Posted by Angela Clark, CRS, Realtor, Broker (Tony Clark REALTORS) over 11 years ago

Thanks for the info Esko.

Posted by Neal Bloom, Realtor CRS-Weston FL Real Estate (Brokered by eXp Realty LLC) over 11 years ago

It should drop.  It is no different than comsumer conseling.  If you are having a  financial problem and your are getting help to reduce your debt by making the lender lose money there should be some negative impact to you too. 

Posted by Russ Ravary ~ Metro Detroit Realtor call (248) 310-6239, Michigan homes for sale ~ (Real Estate One) over 11 years ago

Thanks for supplying us with this vital information on credit scores. We have been subject to a three digit number

Posted by Harry F. D'Elia III, Investor , Mentor, GRI, Radio, CIPS, REOs, ABR (RentVest) over 11 years ago

Thanks for bringing this to light.  I didn't realize that the people that were able to get their loan modified would take such a huge hit on their score!  Seems like the loan modification hits them just as hard as a short sale...

Chanda panda

Posted by Chanda Barrick, in referral (Keller Williams Indy Metro Northeast) over 11 years ago

I was curious of the impact of this on a consumers credit score.  All things considered, if this actually helps keep them in their home and avoid a foreclosure, the 100 points are a pretty good tradeoff.


Ryan Minick

Posted by Ryan Minick, The 2 Mortgage Guys (LeaderOne Financial Corporation) over 11 years ago

Esko, how do they take a hit on the credit score if they do not go late on the mortgage payment.  Are they attaching a code to indicate that a loan modification has taken place???

Posted by George Souto, Your Connecticut Mortgage Expert (George Souto NMLS #65149 FHA, CHFA, VA Mortgages) over 11 years ago


As to recovering the lost points, FICO scoring model may not even have it figured out yet. Good question.

Posted by Esko Kiuru over 11 years ago


Consumers generally not being aware of it is a problem.

Posted by Esko Kiuru over 11 years ago


Spreading the word about this is important.

Posted by Esko Kiuru over 11 years ago


Thanks for coming by. Hope everything is well over there.

Posted by Esko Kiuru over 11 years ago


Dropping is reasonable since the original loan terms were modified, but by how much can be debated.

Posted by Esko Kiuru over 11 years ago


Everyone considering a loan mod ought to be aware of this possibility.

Posted by Esko Kiuru over 11 years ago


A hit over 100 points seems excessive.

Posted by Esko Kiuru over 11 years ago


That's one way to look at it.

Posted by Esko Kiuru over 11 years ago


The lender will report the modification to FICO and its scoring model takes over from there.

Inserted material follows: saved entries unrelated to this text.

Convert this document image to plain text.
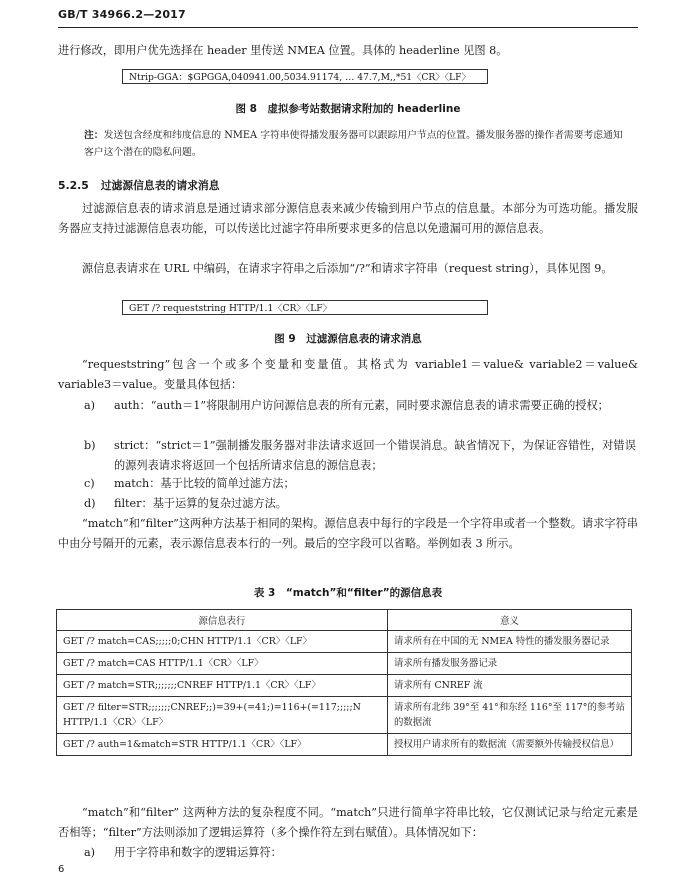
GB/T 34966.2—2017

进行修改，即用户优先选择在 header 里传送 NMEA 位置。具体的 headerline 见图 8。

Ntrip-GGA：$GPGGA,040941.00,5034.91174, … 47.7,M,,*51〈CR〉〈LF〉
图 8　虚拟参考站数据请求附加的 headerline
注：发送包含经度和纬度信息的 NMEA 字符串使得播发服务器可以跟踪用户节点的位置。播发服务器的操作者需要考虑通知客户这个潜在的隐私问题。
5.2.5 过滤源信息表的请求消息

过滤源信息表的请求消息是通过请求部分源信息表来减少传输到用户节点的信息量。本部分为可选功能。播发服务器应支持过滤源信息表功能，可以传送比过滤字符串所要求更多的信息以免遗漏可用的源信息表。

源信息表请求在 URL 中编码，在请求字符串之后添加“/?”和请求字符串（request string），具体见图 9。

GET /? requeststring HTTP/1.1〈CR〉〈LF〉
图 9　过滤源信息表的请求消息

“requeststring”包含一个或多个变量和变量值。其格式为 variable1＝value& variable2＝value& variable3＝value。变量具体包括：

a) auth：“auth＝1”将限制用户访问源信息表的所有元素，同时要求源信息表的请求需要正确的授权；
b) strict：“strict＝1”强制播发服务器对非法请求返回一个错误消息。缺省情况下，为保证容错性，对错误的源列表请求将返回一个包括所请求信息的源信息表；
c) match：基于比较的简单过滤方法；
d) filter：基于运算的复杂过滤方法。

“match”和“filter”这两种方法基于相同的架构。源信息表中每行的字段是一个字符串或者一个整数。请求字符串中由分号隔开的元素，表示源信息表本行的一列。最后的空字段可以省略。举例如表 3 所示。

表 3　“match”和“filter”的源信息表
源信息表行	意义
GET /? match=CAS;;;;;0;CHN HTTP/1.1〈CR〉〈LF〉	请求所有在中国的无 NMEA 特性的播发服务器记录
GET /? match=CAS HTTP/1.1〈CR〉〈LF〉	请求所有播发服务器记录
GET /? match=STR;;;;;;;CNREF HTTP/1.1〈CR〉〈LF〉	请求所有 CNREF 流
GET /? filter=STR;;;;;;;CNREF;;)=39+(=41;)=116+(=117;;;;;N HTTP/1.1〈CR〉〈LF〉	请求所有北纬 39°至 41°和东经 116°至 117°的参考站的数据流
GET /? auth=1&match=STR HTTP/1.1〈CR〉〈LF〉	授权用户请求所有的数据流（需要额外传输授权信息）

“match”和“filter” 这两种方法的复杂程度不同。“match”只进行简单字符串比较，它仅测试记录与给定元素是否相等；“filter”方法则添加了逻辑运算符（多个操作符左到右赋值）。具体情况如下：

a) 用于字符串和数字的逻辑运算符：
6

Posted by Esko Kiuru over 11 years ago


George's comment highlights an issue.  I hear loan modification "specialists" telling prospective "customers" that since they aren't going to be late on payments, it won't affect their credit score.  You're right.  It's not true.

Mike in Tucson

Posted by Mike Jones, Mike Jones NMLS 223495 (SUNSTREET MORTGAGE, LLC (BK-0907366, NMLS 145171) ) over 11 years ago


If banks report their loan modifications, and many seem to be doing so, to FICO, it'll affect the borrower's score, often negatively.